Viel Austausch mit Einheimischen ist nicht möglich. Das wollen die Organisatoren auch nicht. Auf den rund zweieinhalbstündigen Bus-Fahrten zu den Ski-Pisten in Yangping gibt es für Journalisten abgeschottete Toiletten. Der Closed Loop - die Blase für Sportler und Medien - ist völlig von der Außenwelt abgeschottet. Distanzen dürfen nur mit dem Bus zurückgelegt werden. Auch, wenn der Parkplatz nur 100 Meter vom Hotel entfernt liegt.

Einmal wage ich den Versuch, gehe zu Fuß. Fehler! Beim Eingang vor dem Hotel stoppt mich die Polizei, ich werde wie ein Schwerverbrecher behandelt.
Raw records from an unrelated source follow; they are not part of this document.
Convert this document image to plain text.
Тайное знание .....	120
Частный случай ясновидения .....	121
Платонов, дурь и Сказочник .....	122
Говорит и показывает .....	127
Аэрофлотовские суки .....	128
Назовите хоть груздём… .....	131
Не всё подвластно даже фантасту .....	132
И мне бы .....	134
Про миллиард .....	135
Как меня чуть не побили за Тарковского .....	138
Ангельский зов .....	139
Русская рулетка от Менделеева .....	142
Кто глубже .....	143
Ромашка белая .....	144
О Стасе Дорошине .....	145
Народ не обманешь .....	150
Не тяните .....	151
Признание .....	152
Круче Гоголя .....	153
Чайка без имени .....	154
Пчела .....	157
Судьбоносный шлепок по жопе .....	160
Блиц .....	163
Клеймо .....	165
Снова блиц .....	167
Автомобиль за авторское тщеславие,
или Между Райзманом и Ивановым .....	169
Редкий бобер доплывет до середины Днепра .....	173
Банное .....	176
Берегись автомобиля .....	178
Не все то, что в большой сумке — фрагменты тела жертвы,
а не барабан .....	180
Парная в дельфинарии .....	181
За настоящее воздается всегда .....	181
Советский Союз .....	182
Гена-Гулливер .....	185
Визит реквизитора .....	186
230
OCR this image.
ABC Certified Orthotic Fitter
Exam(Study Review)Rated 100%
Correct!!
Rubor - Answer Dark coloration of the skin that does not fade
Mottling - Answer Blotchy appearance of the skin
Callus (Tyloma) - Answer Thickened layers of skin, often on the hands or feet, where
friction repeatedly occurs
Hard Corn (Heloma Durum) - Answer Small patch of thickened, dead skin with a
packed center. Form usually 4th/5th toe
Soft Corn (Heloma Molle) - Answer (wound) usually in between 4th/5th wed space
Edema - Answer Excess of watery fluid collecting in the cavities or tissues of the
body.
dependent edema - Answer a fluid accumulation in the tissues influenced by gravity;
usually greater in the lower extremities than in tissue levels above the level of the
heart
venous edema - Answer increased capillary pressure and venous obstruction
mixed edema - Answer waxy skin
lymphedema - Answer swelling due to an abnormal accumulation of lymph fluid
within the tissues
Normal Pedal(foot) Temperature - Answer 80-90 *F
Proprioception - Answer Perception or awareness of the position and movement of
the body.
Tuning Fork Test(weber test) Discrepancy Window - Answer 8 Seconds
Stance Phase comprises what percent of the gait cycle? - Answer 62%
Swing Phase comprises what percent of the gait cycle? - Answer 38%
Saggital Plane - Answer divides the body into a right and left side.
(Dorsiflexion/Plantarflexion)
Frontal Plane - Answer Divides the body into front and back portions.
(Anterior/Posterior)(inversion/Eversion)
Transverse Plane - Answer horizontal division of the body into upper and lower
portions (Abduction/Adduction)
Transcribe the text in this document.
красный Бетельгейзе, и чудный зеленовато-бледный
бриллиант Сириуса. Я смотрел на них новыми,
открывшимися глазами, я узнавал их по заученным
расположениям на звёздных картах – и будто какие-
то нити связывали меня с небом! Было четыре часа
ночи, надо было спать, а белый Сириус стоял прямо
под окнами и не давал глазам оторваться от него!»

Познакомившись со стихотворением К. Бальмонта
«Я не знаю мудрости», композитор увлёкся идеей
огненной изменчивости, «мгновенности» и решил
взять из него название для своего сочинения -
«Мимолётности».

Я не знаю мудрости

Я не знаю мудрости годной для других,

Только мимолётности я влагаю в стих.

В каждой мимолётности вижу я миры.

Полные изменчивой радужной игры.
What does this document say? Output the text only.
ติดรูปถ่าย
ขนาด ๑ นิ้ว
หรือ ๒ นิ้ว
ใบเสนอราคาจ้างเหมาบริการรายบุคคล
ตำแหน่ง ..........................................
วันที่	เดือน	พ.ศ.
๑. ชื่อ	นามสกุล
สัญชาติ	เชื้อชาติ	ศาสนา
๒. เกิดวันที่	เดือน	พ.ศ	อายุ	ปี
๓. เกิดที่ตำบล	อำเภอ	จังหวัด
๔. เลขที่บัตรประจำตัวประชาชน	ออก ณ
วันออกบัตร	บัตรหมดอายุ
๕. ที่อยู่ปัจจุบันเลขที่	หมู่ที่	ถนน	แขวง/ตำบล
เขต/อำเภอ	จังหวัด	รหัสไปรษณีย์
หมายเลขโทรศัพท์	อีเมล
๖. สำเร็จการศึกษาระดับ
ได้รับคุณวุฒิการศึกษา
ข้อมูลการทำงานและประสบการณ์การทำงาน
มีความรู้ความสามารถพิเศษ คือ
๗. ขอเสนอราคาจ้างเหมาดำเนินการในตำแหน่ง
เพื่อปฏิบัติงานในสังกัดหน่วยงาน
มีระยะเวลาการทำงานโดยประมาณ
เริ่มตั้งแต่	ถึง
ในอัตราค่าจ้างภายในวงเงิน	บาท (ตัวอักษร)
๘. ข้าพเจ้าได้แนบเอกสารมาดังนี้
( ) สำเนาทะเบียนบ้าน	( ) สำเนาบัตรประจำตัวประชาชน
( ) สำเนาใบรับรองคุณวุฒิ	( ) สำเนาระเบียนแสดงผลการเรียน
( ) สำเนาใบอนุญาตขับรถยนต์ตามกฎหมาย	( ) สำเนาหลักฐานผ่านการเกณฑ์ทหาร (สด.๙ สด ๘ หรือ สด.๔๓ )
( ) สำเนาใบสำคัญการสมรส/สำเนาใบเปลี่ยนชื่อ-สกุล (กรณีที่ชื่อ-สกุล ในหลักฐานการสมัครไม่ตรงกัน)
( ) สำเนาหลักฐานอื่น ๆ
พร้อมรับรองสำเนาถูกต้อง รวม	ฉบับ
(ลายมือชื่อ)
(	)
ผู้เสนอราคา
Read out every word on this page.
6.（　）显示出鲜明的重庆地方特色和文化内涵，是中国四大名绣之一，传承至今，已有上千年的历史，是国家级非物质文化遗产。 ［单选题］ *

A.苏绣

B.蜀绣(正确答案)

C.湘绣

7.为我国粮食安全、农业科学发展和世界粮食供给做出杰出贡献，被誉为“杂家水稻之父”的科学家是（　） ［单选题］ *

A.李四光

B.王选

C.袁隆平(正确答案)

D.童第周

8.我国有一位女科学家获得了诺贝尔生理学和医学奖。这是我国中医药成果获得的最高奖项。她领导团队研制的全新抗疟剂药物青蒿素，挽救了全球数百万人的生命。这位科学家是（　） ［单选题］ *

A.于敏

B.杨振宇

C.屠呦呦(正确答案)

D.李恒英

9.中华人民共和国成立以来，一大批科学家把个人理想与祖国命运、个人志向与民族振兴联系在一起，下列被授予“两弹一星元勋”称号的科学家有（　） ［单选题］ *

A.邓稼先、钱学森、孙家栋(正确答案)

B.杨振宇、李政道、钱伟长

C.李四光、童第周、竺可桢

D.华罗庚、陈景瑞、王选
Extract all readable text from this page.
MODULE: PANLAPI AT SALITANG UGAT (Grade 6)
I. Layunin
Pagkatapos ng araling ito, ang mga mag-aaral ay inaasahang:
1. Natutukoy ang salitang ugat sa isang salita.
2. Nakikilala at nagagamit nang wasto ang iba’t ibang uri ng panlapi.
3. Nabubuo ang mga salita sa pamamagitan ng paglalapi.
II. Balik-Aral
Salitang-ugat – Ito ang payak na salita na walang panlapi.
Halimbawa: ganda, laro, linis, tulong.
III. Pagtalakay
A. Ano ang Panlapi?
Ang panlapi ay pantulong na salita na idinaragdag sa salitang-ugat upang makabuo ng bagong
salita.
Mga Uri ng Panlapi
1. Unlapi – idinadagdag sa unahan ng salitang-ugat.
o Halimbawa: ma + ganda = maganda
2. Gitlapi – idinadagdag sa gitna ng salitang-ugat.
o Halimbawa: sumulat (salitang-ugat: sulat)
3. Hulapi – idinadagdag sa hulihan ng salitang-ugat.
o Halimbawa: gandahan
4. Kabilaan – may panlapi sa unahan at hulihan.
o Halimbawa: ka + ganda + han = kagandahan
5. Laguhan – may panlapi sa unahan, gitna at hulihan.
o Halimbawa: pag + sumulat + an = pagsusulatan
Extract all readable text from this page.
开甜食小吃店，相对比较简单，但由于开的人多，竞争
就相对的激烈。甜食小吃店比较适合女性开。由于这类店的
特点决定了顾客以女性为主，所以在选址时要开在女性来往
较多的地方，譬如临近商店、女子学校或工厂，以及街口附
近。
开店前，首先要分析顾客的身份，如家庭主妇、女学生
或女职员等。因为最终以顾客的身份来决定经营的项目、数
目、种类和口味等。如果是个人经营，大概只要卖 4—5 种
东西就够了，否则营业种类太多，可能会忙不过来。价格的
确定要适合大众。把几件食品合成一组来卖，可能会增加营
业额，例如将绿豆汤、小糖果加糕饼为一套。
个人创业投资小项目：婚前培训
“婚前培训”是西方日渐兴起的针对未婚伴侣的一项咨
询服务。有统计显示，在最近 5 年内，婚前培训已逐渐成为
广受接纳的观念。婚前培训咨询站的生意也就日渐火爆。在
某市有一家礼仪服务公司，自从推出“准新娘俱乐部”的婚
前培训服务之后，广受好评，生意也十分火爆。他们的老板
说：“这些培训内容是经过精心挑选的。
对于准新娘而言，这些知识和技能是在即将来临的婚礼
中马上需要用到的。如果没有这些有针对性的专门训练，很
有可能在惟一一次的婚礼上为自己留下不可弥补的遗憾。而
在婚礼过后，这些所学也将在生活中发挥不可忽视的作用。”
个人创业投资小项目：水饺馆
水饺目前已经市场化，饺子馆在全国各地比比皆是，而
Ein Verhör, ein Abfotografieren unserer Akkreditierungen, dann komme ich mit einer Verwarnung davon.

Die Eingangsfrage "Where do you come from?" hätten sie sich sparen können. Hier ist ohnehin alles Video-überwacht, Kameras folgen auf Schritt und Tritt: Im Bus, im Lokal, im Hotel-Lift, auch auf den Straßen stehe ich unter ständiger Beobachtung.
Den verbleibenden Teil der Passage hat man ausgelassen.